Direct payments for health care move a step closer


MPs have backed new laws that will allow the NHS to give patients – including those with long-term conditions – direct cash payments to spend on their own treatment.
The Department of Health has already approved 70 pilot projects across England – covering areas such as mental health, palliative care, and services for people with learning difficulties – that will give patients more control over the health services they use, by giving them their own personal health budgets.
But measures in the health bill, which received its second reading in the Commons on 8 June, will allow the NHS to go further and give direct cash payments to patients.
Andy Burnham, the new health secretary, told MPs the new powers would build on the success of direct payments in social care, which had “transformed the lives of many people”.
He said the new powers would be particularly useful in bringing social care and health budgets together for people with “particularly complex health and social care needs”, and might have the greatest impact on people with long-term conditions or mental health needs.
He said there would be high quality advice and support to help people manage their budgets properly, with “explicit safeguards” for the use of direct payments and a “robust evaluation”. He said the government would “proceed with caution”.

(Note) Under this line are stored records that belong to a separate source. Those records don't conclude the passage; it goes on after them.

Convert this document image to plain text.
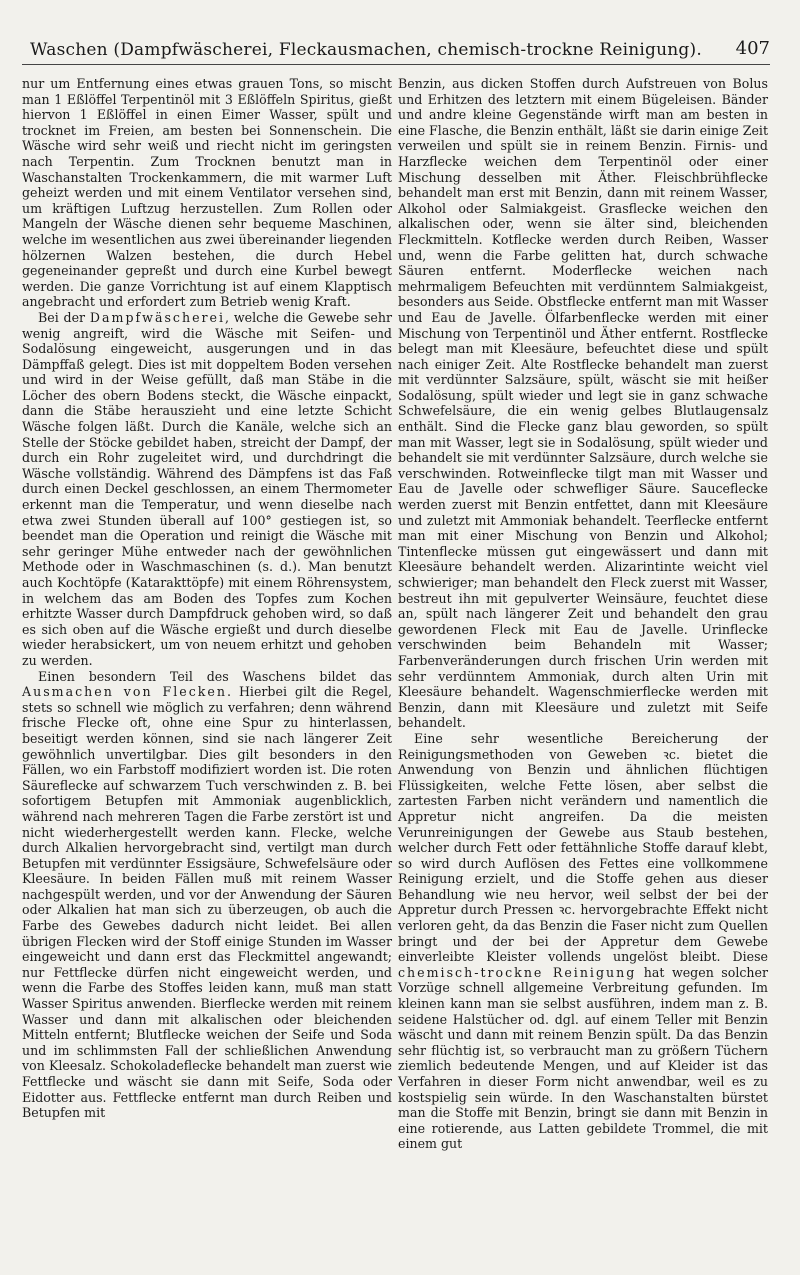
Waschen (Dampfwäscherei, Fleckausmachen, chemisch-trockne Reinigung).	407

nur um Entfernung eines etwas grauen Tons, so mischt man 1 Eßlöffel Terpentinöl mit 3 Eßlöffeln Spiritus, gießt hiervon 1 Eßlöffel in einen Eimer Wasser, spült und trocknet im Freien, am besten bei Sonnenschein. Die Wäsche wird sehr weiß und riecht nicht im geringsten nach Terpentin. Zum Trocknen benutzt man in Waschanstalten Trockenkammern, die mit warmer Luft geheizt werden und mit einem Ventilator versehen sind, um kräftigen Luftzug herzustellen. Zum Rollen oder Mangeln der Wäsche dienen sehr bequeme Maschinen, welche im wesentlichen aus zwei übereinander liegenden hölzernen Walzen bestehen, die durch Hebel gegeneinander gepreßt und durch eine Kurbel bewegt werden. Die ganze Vorrichtung ist auf einem Klapptisch angebracht und erfordert zum Betrieb wenig Kraft.

Bei der Dampfwäscherei, welche die Gewebe sehr wenig angreift, wird die Wäsche mit Seifen- und Sodalösung eingeweicht, ausgerungen und in das Dämpffaß gelegt. Dies ist mit doppeltem Boden versehen und wird in der Weise gefüllt, daß man Stäbe in die Löcher des obern Bodens steckt, die Wäsche einpackt, dann die Stäbe herauszieht und eine letzte Schicht Wäsche folgen läßt. Durch die Kanäle, welche sich an Stelle der Stöcke gebildet haben, streicht der Dampf, der durch ein Rohr zugeleitet wird, und durchdringt die Wäsche vollständig. Während des Dämpfens ist das Faß durch einen Deckel geschlossen, an einem Thermometer erkennt man die Temperatur, und wenn dieselbe nach etwa zwei Stunden überall auf 100° gestiegen ist, so beendet man die Operation und reinigt die Wäsche mit sehr geringer Mühe entweder nach der gewöhnlichen Methode oder in Waschmaschinen (s. d.). Man benutzt auch Kochtöpfe (Katarakttöpfe) mit einem Röhrensystem, in welchem das am Boden des Topfes zum Kochen erhitzte Wasser durch Dampfdruck gehoben wird, so daß es sich oben auf die Wäsche ergießt und durch dieselbe wieder herabsickert, um von neuem erhitzt und gehoben zu werden.

Einen besondern Teil des Waschens bildet das Ausmachen von Flecken. Hierbei gilt die Regel, stets so schnell wie möglich zu verfahren; denn während frische Flecke oft, ohne eine Spur zu hinterlassen, beseitigt werden können, sind sie nach längerer Zeit gewöhnlich unvertilgbar. Dies gilt besonders in den Fällen, wo ein Farbstoff modifiziert worden ist. Die roten Säureflecke auf schwarzem Tuch verschwinden z. B. bei sofortigem Betupfen mit Ammoniak augenblicklich, während nach mehreren Tagen die Farbe zerstört ist und nicht wiederhergestellt werden kann. Flecke, welche durch Alkalien hervorgebracht sind, vertilgt man durch Betupfen mit verdünnter Essigsäure, Schwefelsäure oder Kleesäure. In beiden Fällen muß mit reinem Wasser nachgespült werden, und vor der Anwendung der Säuren oder Alkalien hat man sich zu überzeugen, ob auch die Farbe des Gewebes dadurch nicht leidet. Bei allen übrigen Flecken wird der Stoff einige Stunden im Wasser eingeweicht und dann erst das Fleckmittel angewandt; nur Fettflecke dürfen nicht eingeweicht werden, und wenn die Farbe des Stoffes leiden kann, muß man statt Wasser Spiritus anwenden. Bierflecke werden mit reinem Wasser und dann mit alkalischen oder bleichenden Mitteln entfernt; Blutflecke weichen der Seife und Soda und im schlimmsten Fall der schließlichen Anwendung von Kleesalz. Schokoladeflecke behandelt man zuerst wie Fettflecke und wäscht sie dann mit Seife, Soda oder Eidotter aus. Fettflecke entfernt man durch Reiben und Betupfen mit

Benzin, aus dicken Stoffen durch Aufstreuen von Bolus und Erhitzen des letztern mit einem Bügeleisen. Bänder und andre kleine Gegenstände wirft man am besten in eine Flasche, die Benzin enthält, läßt sie darin einige Zeit verweilen und spült sie in reinem Benzin. Firnis- und Harzflecke weichen dem Terpentinöl oder einer Mischung desselben mit Äther. Fleischbrühflecke behandelt man erst mit Benzin, dann mit reinem Wasser, Alkohol oder Salmiakgeist. Grasflecke weichen den alkalischen oder, wenn sie älter sind, bleichenden Fleckmitteln. Kotflecke werden durch Reiben, Wasser und, wenn die Farbe gelitten hat, durch schwache Säuren entfernt. Moderflecke weichen nach mehrmaligem Befeuchten mit verdünntem Salmiakgeist, besonders aus Seide. Obstflecke entfernt man mit Wasser und Eau de Javelle. Ölfarbenflecke werden mit einer Mischung von Terpentinöl und Äther entfernt. Rostflecke belegt man mit Kleesäure, befeuchtet diese und spült nach einiger Zeit. Alte Rostflecke behandelt man zuerst mit verdünnter Salzsäure, spült, wäscht sie mit heißer Sodalösung, spült wieder und legt sie in ganz schwache Schwefelsäure, die ein wenig gelbes Blutlaugensalz enthält. Sind die Flecke ganz blau geworden, so spült man mit Wasser, legt sie in Sodalösung, spült wieder und behandelt sie mit verdünnter Salzsäure, durch welche sie verschwinden. Rotweinflecke tilgt man mit Wasser und Eau de Javelle oder schwefliger Säure. Sauceflecke werden zuerst mit Benzin entfettet, dann mit Kleesäure und zuletzt mit Ammoniak behandelt. Teerflecke entfernt man mit einer Mischung von Benzin und Alkohol; Tintenflecke müssen gut eingewässert und dann mit Kleesäure behandelt werden. Alizarintinte weicht viel schwieriger; man behandelt den Fleck zuerst mit Wasser, bestreut ihn mit gepulverter Weinsäure, feuchtet diese an, spült nach längerer Zeit und behandelt den grau gewordenen Fleck mit Eau de Javelle. Urinflecke verschwinden beim Behandeln mit Wasser; Farbenveränderungen durch frischen Urin werden mit sehr verdünntem Ammoniak, durch alten Urin mit Kleesäure behandelt. Wagenschmierflecke werden mit Benzin, dann mit Kleesäure und zuletzt mit Seife behandelt.

Eine sehr wesentliche Bereicherung der Reinigungsmethoden von Geweben ꝛc. bietet die Anwendung von Benzin und ähnlichen flüchtigen Flüssigkeiten, welche Fette lösen, aber selbst die zartesten Farben nicht verändern und namentlich die Appretur nicht angreifen. Da die meisten Verunreinigungen der Gewebe aus Staub bestehen, welcher durch Fett oder fettähnliche Stoffe darauf klebt, so wird durch Auflösen des Fettes eine vollkommene Reinigung erzielt, und die Stoffe gehen aus dieser Behandlung wie neu hervor, weil selbst der bei der Appretur durch Pressen ꝛc. hervorgebrachte Effekt nicht verloren geht, da das Benzin die Faser nicht zum Quellen bringt und der bei der Appretur dem Gewebe einverleibte Kleister vollends ungelöst bleibt. Diese chemisch-trockne Reinigung hat wegen solcher Vorzüge schnell allgemeine Verbreitung gefunden. Im kleinen kann man sie selbst ausführen, indem man z. B. seidene Halstücher od. dgl. auf einem Teller mit Benzin wäscht und dann mit reinem Benzin spült. Da das Benzin sehr flüchtig ist, so verbraucht man zu größern Tüchern ziemlich bedeutende Mengen, und auf Kleider ist das Verfahren in dieser Form nicht anwendbar, weil es zu kostspielig sein würde. In den Waschanstalten bürstet man die Stoffe mit Benzin, bringt sie dann mit Benzin in eine rotierende, aus Latten gebildete Trommel, die mit einem gut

Sandra Gidley, the Liberal Democrat shadow health spokeswoman, supported the use of direct payments, but questioned what would happen if someone with a long-term condition ran out of money, possibly because their health had deteriorated.
Sir George Young, the Conservative MP, said it was potentially “a very radical move” to a “much more flexible, user-friendly” system.
But he said there was probably a need for independent advocacy to help patients get the best value from their direct payments, and patients should not have to handle the paperwork.
The health bill has now passed to the committee stage, where it will be discussed in greater detail.